Hepatitis is a contagious virus that attacks the liver, where it causes inflammation and damage. In certain people, this could lead to severe complications over time. Treatment is usually straightforward, and many people do not need medical attention to treat hepatitis E. Hepatitis E is more prevalent than people may expect. It can grow in several ways, most commonly through poor-quality drinking water and undercooked meat. The manifestations of hepatitis E can vary, but they may be severe in some cases. Prevention is the best tool for hepatitis E.
What Are The Causes of Hepatitis E?
The hepatitis E virus happens most often when people consume food or drink that is contaminated with feces. Hepatitis E mainly spreads through infected water in areas with poor water quality. Fecal material from humans or farm animals may contaminate the water, which may then carry the virus. This is more prevalent in developing countries with poor water quality and control, particularly in highly populated areas. Traveling to or being in these areas may raise the risk of getting the infection in this way. A human may consume undercooked meats, such as pork, that carry the virus. Consuming shellfish from tainted waters may be another risk factor.

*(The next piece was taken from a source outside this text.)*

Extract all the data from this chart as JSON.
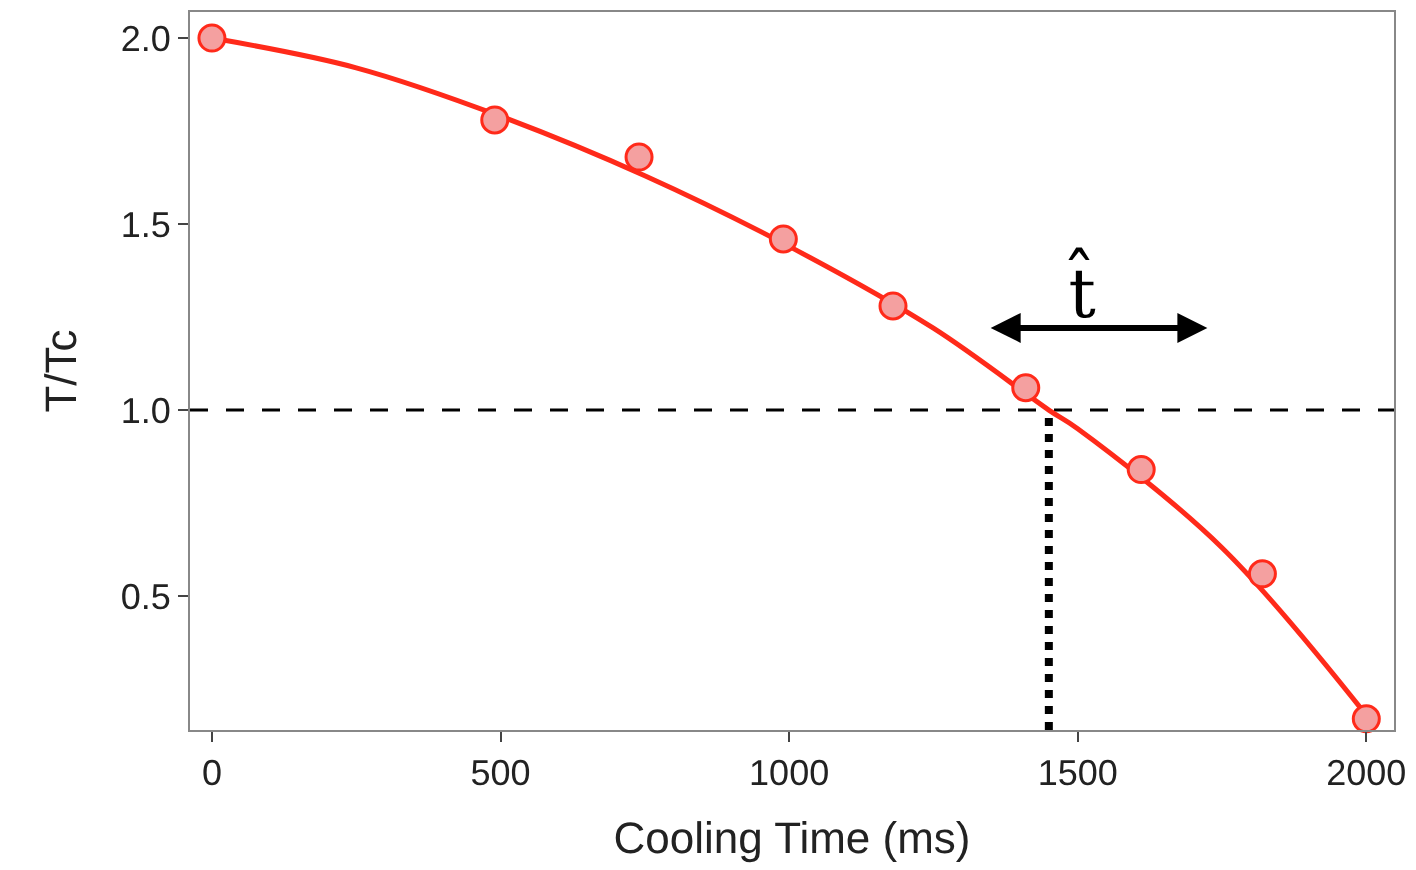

people who are pregnant and have hepatitis E may also develop the virus in their babies. Aside from these cases, it is unusual for people to spread the hepatitis E infection to other people.
Symptoms of Hepatitis E
What are the symptoms of Hepatitis E? The symptoms of hepatitis E can differ. Some people feel no symptoms at all or symptoms so mild that they hardly notice. Others, however, can experience a few unusual symptoms, usually developing 15-60 days after exposure to the virus. Potential symptoms of hep E involve:
- Tiredness and general fatigue
- Poor appetite
- Pain in the upper abdomen
- Light, clay-colored stool
- Dark urine
The symptoms tend to disappear as the virus clears.
Diagnosis of Hepatitis E
There is currently no formally recommended test to diagnose hepatitis E. To accurately diagnose hepatitis E, doctors must rely on tests to know the antibodies that fight against the virus. They will also reduce the blood for the other kinds of hepatitis, including Hepatitis A, B, and C.
If a person examines negative for these types of hepatitis and also has the antibodies that fight hepatitis E in their body, doctors may resolve that they have the infection
Treatment of Hepatitis E
How can you treat Hepatitis E? Hepatitis E does not tend to need medical treatment, and the body clears the infection without outside help. However, doctors may suggest some tips to support the body while it is healing from the infection. These involve:
- Eating a different, balanced diet
- Drinking plenty of liquids, mainly water
- Avoiding substances that irritate the liver, such as alcohol
Doctors may also inquire about any medications that a person is taking. Some may cause harm to the liver. Doctors might look at prescriptions and see whether there is a way to limit them while a person heals from the infection. The same refers to many supplements and vitamins.
It is also necessary for people to see their doctor regularly as the body heals. The doctor may look for any physical changes or track the treatment progress, using blood tests to decide whether the body can handle the infection. In some cases, doctors may order medications for hepatitis E. This may be more popular among people who have an especially severe infection. In rare cases, a person may need hospitalization. Such cases may involve a hepatitis E infection that develops in people belonging to at-risk groups.
Prevention of Hepatitis E
How can you prevent Hepatitis E? Preventing hepatitis E is the most reliable way to avoid the infection and its possible complications. When traveling to developing countries to overpopulated areas with unclean water, be sure to only drink purified water. The easiest method to do this is to drink bottled water at all times. The same regards to all water use in these areas. Practice bottled water for everything from brushing the teeth to cleaning fruits and vegetables and making food.
The boiling or chlorinating water will inactivate the disease. Anyone with matters about contracting the virus may also need to avoid raw meats such as pork and wild game such as deer. There is no vaccine with federal approval but china approved a vaccine for use in that country. Limiting the spread of the virus is also important. While it is different to spread the virus among people, anyone with the virus should take care to observe hygiene tips. These involve washing the hands with warm water after using the restroom and before preparing food.